Stretching to image VWF in shear flow

In this issue of Blood, Bergal et al developed a new method to demonstrate that circulating von Willebrand Factor (VWF) multimers experience less tension and undergo less conformational elongation in shear flow than previously thought.¹ VWF is a blood protein that binds to and activates platelets to initiate hemostatic blood clots, particularly in arterial flow. This process must be precisely regulated, or thrombi would form spontaneously. The primary regulatory mechanism in VWF is mechanical tension; therefore, characterizing VWF tension and elongation in shear flow is critical for understanding the regulation of arterial hemostasis and thrombosis. Indeed, devices such as artificial heart valves and left ventricular assist devices, which introduce higher and different fluid stresses, are associated with the hemostatic and thrombotic dysregulation of VWF in many patients.

Using instruments that apply piconewton forces to nanoscale single molecules, critical levels of tension have been shown to activate the binding of platelet receptor glycoprotein Ib (GPIb) to VWF,^2,3 explaining why shear stress triggers VWF-mediated platelet activation and aggregation. Moreover, tension in VWF exposes a cleavage site for the metalloprotease ADAMTS13, which breaks up VWF multimers to make them less responsive to flow.⁴ Together, this process creates a remarkable mechanical feedback loop in which VWF is reduced in size until it does not activate platelets in the prevalent flow conditions, but can still respond to new pathological conditions. However, knowing how VWF responds to tension applied by expensive lab instruments is only helpful for designing better blood-contacting devices, if we also know how much tension is applied to VWF under various flow conditions. Unfortunately, previous studies on flow-induced elongation and tension of free VWF were contradictory, with 1 showing dramatic elongation at high physiological shear flow,⁵ whereas others showed only minor elongation, even at higher flow rates.^6,7 Because GPIb binds to VWF multimers only after dramatic elongation,² the flow conditions required to activate free VWF remain unclear.
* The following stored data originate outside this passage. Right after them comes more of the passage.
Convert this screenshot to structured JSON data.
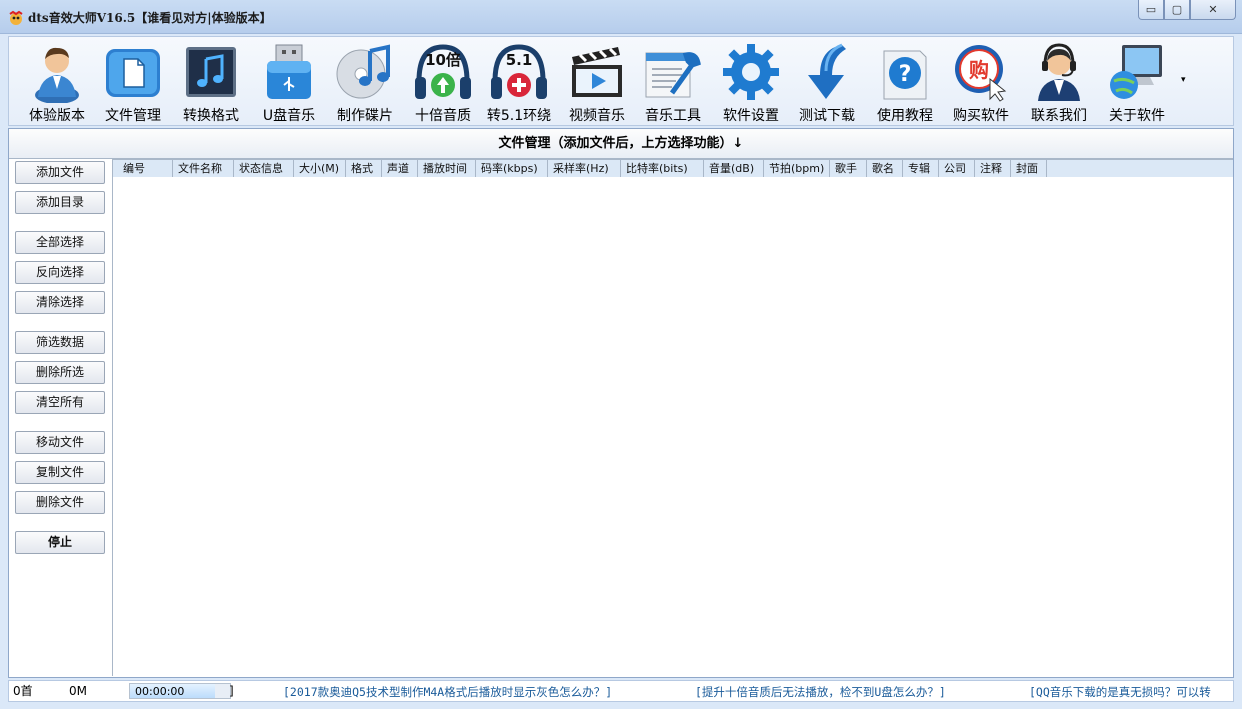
{
  "window": {
    "title": "dts音效大师V16.5【谁看见对方|体验版本】",
    "minimize": "▭",
    "maximize": "▢",
    "close": "✕"
  },
  "toolbar": {
    "items": [
      {
        "label": "体验版本",
        "icon": "user-icon"
      },
      {
        "label": "文件管理",
        "icon": "file-icon"
      },
      {
        "label": "转换格式",
        "icon": "music-note-icon"
      },
      {
        "label": "U盘音乐",
        "icon": "usb-icon"
      },
      {
        "label": "制作碟片",
        "icon": "disc-icon"
      },
      {
        "label": "十倍音质",
        "icon": "headphones-10x-icon",
        "badge": "10倍"
      },
      {
        "label": "转5.1环绕",
        "icon": "headphones-51-icon",
        "badge": "5.1"
      },
      {
        "label": "视频音乐",
        "icon": "clapper-icon"
      },
      {
        "label": "音乐工具",
        "icon": "tools-icon"
      },
      {
        "label": "软件设置",
        "icon": "gear-icon"
      },
      {
        "label": "测试下载",
        "icon": "download-arrow-icon"
      },
      {
        "label": "使用教程",
        "icon": "help-icon"
      },
      {
        "label": "购买软件",
        "icon": "buy-icon",
        "badge": "购"
      },
      {
        "label": "联系我们",
        "icon": "support-agent-icon"
      },
      {
        "label": "关于软件",
        "icon": "computer-globe-icon"
      }
    ],
    "more": "▾"
  },
  "section": {
    "title": "文件管理（添加文件后，上方选择功能）↓"
  },
  "sidebar": {
    "buttons": [
      {
        "label": "添加文件"
      },
      {
        "label": "添加目录"
      },
      {
        "label": "全部选择"
      },
      {
        "label": "反向选择"
      },
      {
        "label": "清除选择"
      },
      {
        "label": "筛选数据"
      },
      {
        "label": "删除所选"
      },
      {
        "label": "清空所有"
      },
      {
        "label": "移动文件"
      },
      {
        "label": "复制文件"
      },
      {
        "label": "删除文件"
      },
      {
        "label": "停止"
      }
    ]
  },
  "table": {
    "columns": [
      "编号",
      "文件名称",
      "状态信息",
      "大小(M)",
      "格式",
      "声道",
      "播放时间",
      "码率(kbps)",
      "采样率(Hz)",
      "比特率(bits)",
      "音量(dB)",
      "节拍(bpm)",
      "歌手",
      "歌名",
      "专辑",
      "公司",
      "注释",
      "封面"
    ],
    "rows": []
  },
  "status": {
    "count": "0首",
    "size": "0M",
    "time": "00:00:00",
    "progress": 0.85,
    "progress_end": "]",
    "tip1": "[2017款奥迪Q5技术型制作M4A格式后播放时显示灰色怎么办？]",
    "tip2": "[提升十倍音质后无法播放，检不到U盘怎么办？]",
    "tip3": "[QQ音乐下载的是真无损吗？可以转"
  },
  "colors": {
    "accent": "#1a5b9a",
    "header_bg": "#dbe8f6",
    "window_bg": "#dbe8f8"
  }
}
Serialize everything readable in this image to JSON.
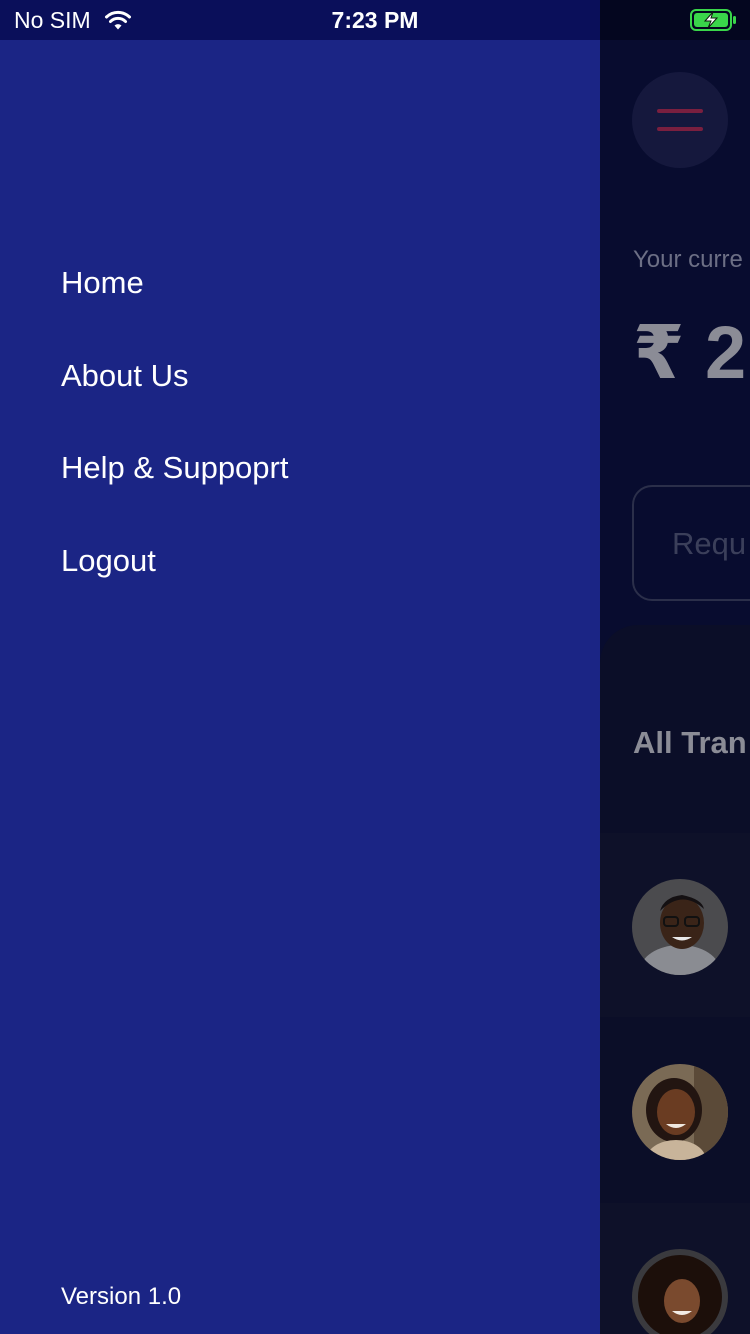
{
  "status_bar": {
    "carrier": "No SIM",
    "time": "7:23 PM",
    "wifi_icon": "wifi-icon",
    "battery_icon": "battery-charging-icon",
    "battery_color": "#3ad64a"
  },
  "drawer": {
    "background_color": "#1b2585",
    "items": [
      {
        "label": "Home"
      },
      {
        "label": "About Us"
      },
      {
        "label": "Help & Suppoprt"
      },
      {
        "label": "Logout"
      }
    ],
    "version": "Version 1.0"
  },
  "home": {
    "menu_icon": "hamburger-menu-icon",
    "menu_icon_color": "#7a1f3f",
    "balance_label": "Your curre",
    "balance_value": "₹ 2",
    "request_button_label": "Requ",
    "transactions_title": "All Tran",
    "transactions": [
      {
        "avatar": "avatar-man-glasses"
      },
      {
        "avatar": "avatar-woman-smiling"
      },
      {
        "avatar": "avatar-woman-curly-hair"
      }
    ]
  }
}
Bergal et al resolved this contradiction by addressing a challenge in imaging technology. At a high shear flow, the VWF moves at a high velocity, and thus blurs into a streak during image acquisition (see figure). A strobing laser can decrease the acquisition time,⁷ but the blur length should still be measured and subtracted to obtain reliable measurements of the particle length in shear flow. In the past, this required knowledge of the particle velocity from theory, which is complicated in shear flow owing to fluid velocity gradients and flow-induced hydrodynamic lift that moves VWF-sized particles into higher velocity streams.⁸ Bergal et al developed a clever method called “pulsed laser stroboscopic imaging of single molecules (PULSIS)” that allows calculation of particle and blur lengths without knowing the particle velocity ahead of time. Their accurate and complete measurements confirmed the more conservative prior studies by showing that free VWF elongated too little under physiological shear stress to activate free VWF.

This study also addressed another critical issue for the development of biomaterials for blood-contacting devices. Surface immobilization activates VWF, contributing to device-dependent hemostatic and thrombotic dysregulation. Some surface chemistries stabilize the active conformation of the GPIb-binding domain of VWF, whereas others do not,⁹ suggesting that 1 approach to creating safer blood-contacting devices is to control surface chemistry. However, it is also possible that polymers tethered to surfaces stretch more in the flow. Although, in a study by Fu et al,² the elongation of surface-tethered VWF inflow was intermediate between that of free VWF in previous contradictory studies,^5-7 it was significantly more than the elongation of free VWF measured by Bergal et al (see figure). Moreover, a common model for the VWF polymer fits both the Bergal et al–free VWF and Fu et al–tethered VWF extensive data, demonstrating that surface tethering alone is sufficient to increase VWF elongation. Together, this supports the notion that it is important to design blood-contacting devices that limit the shear flow at device surfaces.

Although this study focused on free VWF in shear flow, the methods used here should advance our ability to characterize a range of shear-dependent processes in circulating blood or other fluids. VWF can also bind to other VWF multimers or circulating platelets in flow, which is likely to alter shear-dependent VWF tension and elongation and thus contribute to hemostatic and thrombotic dysregulation in blood-contacting devices. Certain bacteria that cause infective endocarditis bind to immobilized platelets in a shear-dependent manner,¹⁰ suggesting that this may also occur in circulating blood, which would likely impact bacterial transport to the endocardium. As illustrated by these examples, binding is a critical factor in many shear-enhanced processes; therefore, the PULSIS method to measure particle size accurately at very high flow rates could be especially powerful if shown to be compatible with dual fluorescent labeling.

Conflict-of-interest disclosure: The author declares no competing financial interests.